Vermin · 31/03/2023 11:04

This isn’t your issue, it’s your husband’s. The only person whose opinion on the subject that matters is his.

This, Well put

zurala · 31/03/2023 14:27

BatsHaveButtcheeks · 31/03/2023 13:53

It's a best, a teddy and a bauble. Let the kid have them now, why would you put them away until he's older?

Because she doesn't want them so I was suggesting something other than chucking them out.

NewUserName2023 · 31/03/2023 14:49

If she didn't bring up your DH herself, maybe she had bad PND and has found the birth of a grandchild triggering? What was her own upbringing like? Maybe she feels a huge guilt that she didnt raise your DH herself and feels she has no right to become close to a grandchild?
If your DH agrees, why not offer to meet her with your DH and baby on neutral ground for coffee or lunch and see what she says. If she declines without good reason then you know where you both stand.

Coyoacan · 31/03/2023 15:58

It strikes me tha your baby's birth has been triggering for both your DH and your MIL. He managed to forgive her for leaving him when he was a baby (which was obviously the biggest sin) but now he cannot forgive her a lack of attention to his child and I presume she must gone through some dreadful problem to have abandoned her child as she did and the dgc has brought back the memory of those times.

Psssstheycmere · 15/01/2024 18:43

This!!

lanthanum · 15/01/2024 18:53

She might feel very awkward about offering her grandchild time and attention when she clearly didn't do the same for his father.
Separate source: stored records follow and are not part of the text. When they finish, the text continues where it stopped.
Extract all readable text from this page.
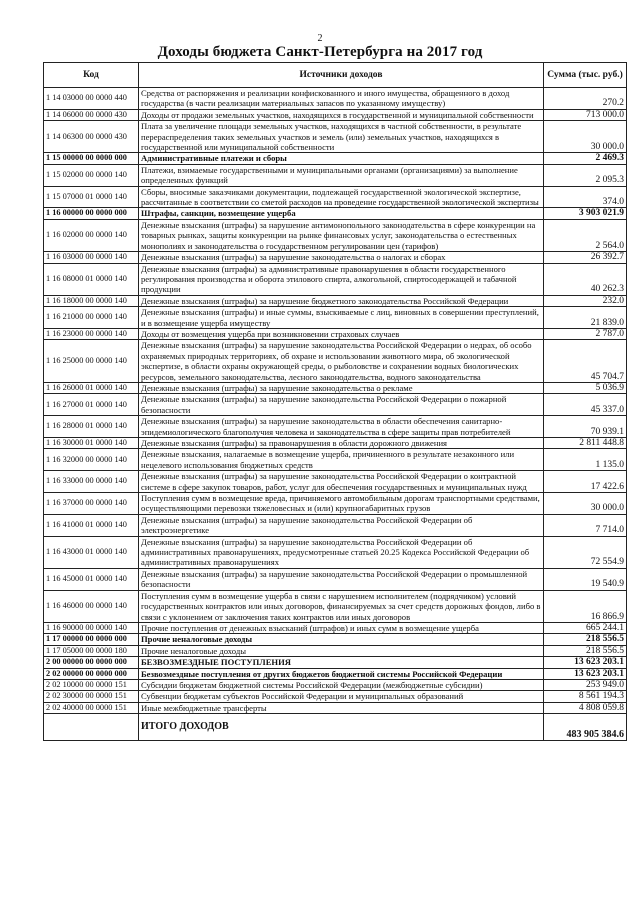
2
Доходы бюджета Санкт-Петербурга на 2017 год
Код	Источники доходов	Сумма (тыс. руб.)
1 14 03000 00 0000 440	Средства от распоряжения и реализации конфискованного и иного имущества, обращенного в доход государства (в части реализации материальных запасов по указанному имуществу)	270.2
1 14 06000 00 0000 430	Доходы от продажи земельных участков, находящихся в государственной и муниципальной собственности	713 000.0
1 14 06300 00 0000 430	Плата за увеличение площади земельных участков, находящихся в частной собственности, в результате перераспределения таких земельных участков и земель (или) земельных участков, находящихся в государственной или муниципальной собственности	30 000.0
1 15 00000 00 0000 000	Административные платежи и сборы	2 469.3
1 15 02000 00 0000 140	Платежи, взимаемые государственными и муниципальными органами (организациями) за выполнение определенных функций	2 095.3
1 15 07000 01 0000 140	Сборы, вносимые заказчиками документации, подлежащей государственной экологической экспертизе, рассчитанные в соответствии со сметой расходов на проведение государственной экологической экспертизы	374.0
1 16 00000 00 0000 000	Штрафы, санкции, возмещение ущерба	3 903 021.9
1 16 02000 00 0000 140	Денежные взыскания (штрафы) за нарушение антимонопольного законодательства в сфере конкуренции на товарных рынках, защиты конкуренции на рынке финансовых услуг, законодательства о естественных монополиях и законодательства о государственном регулировании цен (тарифов)	2 564.0
1 16 03000 00 0000 140	Денежные взыскания (штрафы) за нарушение законодательства о налогах и сборах	26 392.7
1 16 08000 01 0000 140	Денежные взыскания (штрафы) за административные правонарушения в области государственного регулирования производства и оборота этилового спирта, алкогольной, спиртосодержащей и табачной продукции	40 262.3
1 16 18000 00 0000 140	Денежные взыскания (штрафы) за нарушение бюджетного законодательства Российской Федерации	232.0
1 16 21000 00 0000 140	Денежные взыскания (штрафы) и иные суммы, взыскиваемые с лиц, виновных в совершении преступлений, и в возмещение ущерба имуществу	21 839.0
1 16 23000 00 0000 140	Доходы от возмещения ущерба при возникновении страховых случаев	2 787.0
1 16 25000 00 0000 140	Денежные взыскания (штрафы) за нарушение законодательства Российской Федерации о недрах, об особо охраняемых природных территориях, об охране и использовании животного мира, об экологической экспертизе, в области охраны окружающей среды, о рыболовстве и сохранении водных биологических ресурсов, земельного законодательства, лесного законодательства, водного законодательства	45 704.7
1 16 26000 01 0000 140	Денежные взыскания (штрафы) за нарушение законодательства о рекламе	5 036.9
1 16 27000 01 0000 140	Денежные взыскания (штрафы) за нарушение законодательства Российской Федерации о пожарной безопасности	45 337.0
1 16 28000 01 0000 140	Денежные взыскания (штрафы) за нарушение законодательства в области обеспечения санитарно-эпидемиологического благополучия человека и законодательства в сфере защиты прав потребителей	70 939.1
1 16 30000 01 0000 140	Денежные взыскания (штрафы) за правонарушения в области дорожного движения	2 811 448.8
1 16 32000 00 0000 140	Денежные взыскания, налагаемые в возмещение ущерба, причиненного в результате незаконного или нецелевого использования бюджетных средств	1 135.0
1 16 33000 00 0000 140	Денежные взыскания (штрафы) за нарушение законодательства Российской Федерации о контрактной системе в сфере закупок товаров, работ, услуг для обеспечения государственных и муниципальных нужд	17 422.6
1 16 37000 00 0000 140	Поступления сумм в возмещение вреда, причиняемого автомобильным дорогам транспортными средствами, осуществляющими перевозки тяжеловесных и (или) крупногабаритных грузов	30 000.0
1 16 41000 01 0000 140	Денежные взыскания (штрафы) за нарушение законодательства Российской Федерации об электроэнергетике	7 714.0
1 16 43000 01 0000 140	Денежные взыскания (штрафы) за нарушение законодательства Российской Федерации об административных правонарушениях, предусмотренные статьей 20.25 Кодекса Российской Федерации об административных правонарушениях	72 554.9
1 16 45000 01 0000 140	Денежные взыскания (штрафы) за нарушение законодательства Российской Федерации о промышленной безопасности	19 540.9
1 16 46000 00 0000 140	Поступления сумм в возмещение ущерба в связи с нарушением исполнителем (подрядчиком) условий государственных контрактов или иных договоров, финансируемых за счет средств дорожных фондов, либо в связи с уклонением от заключения таких контрактов или иных договоров	16 866.9
1 16 90000 00 0000 140	Прочие поступления от денежных взысканий (штрафов) и иных сумм в возмещение ущерба	665 244.1
1 17 00000 00 0000 000	Прочие неналоговые доходы	218 556.5
1 17 05000 00 0000 180	Прочие неналоговые доходы	218 556.5
2 00 00000 00 0000 000	БЕЗВОЗМЕЗДНЫЕ ПОСТУПЛЕНИЯ	13 623 203.1
2 02 00000 00 0000 000	Безвозмездные поступления от других бюджетов бюджетной системы Российской Федерации	13 623 203.1
2 02 10000 00 0000 151	Субсидии бюджетам бюджетной системы Российской Федерации (межбюджетные субсидии)	253 949.0
2 02 30000 00 0000 151	Субвенции бюджетам субъектов Российской Федерации и муниципальных образований	8 561 194.3
2 02 40000 00 0000 151	Иные межбюджетные трансферты	4 808 059.8
	ИТОГО ДОХОДОВ	483 905 384.6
As others have said, it also might be triggering if they had no relationship when he was small, or if PND played a part in their estrangement. I don't know if you know much about the reasons she was an absent parent, but whatever the reason, it's bound to colour how she feels about active grandparenting.
Have you explicitly invited her to visit? She might need to be sure that she is welcome. If you would like her to visit, then make that really clear, perhaps when thanking her for the gifts.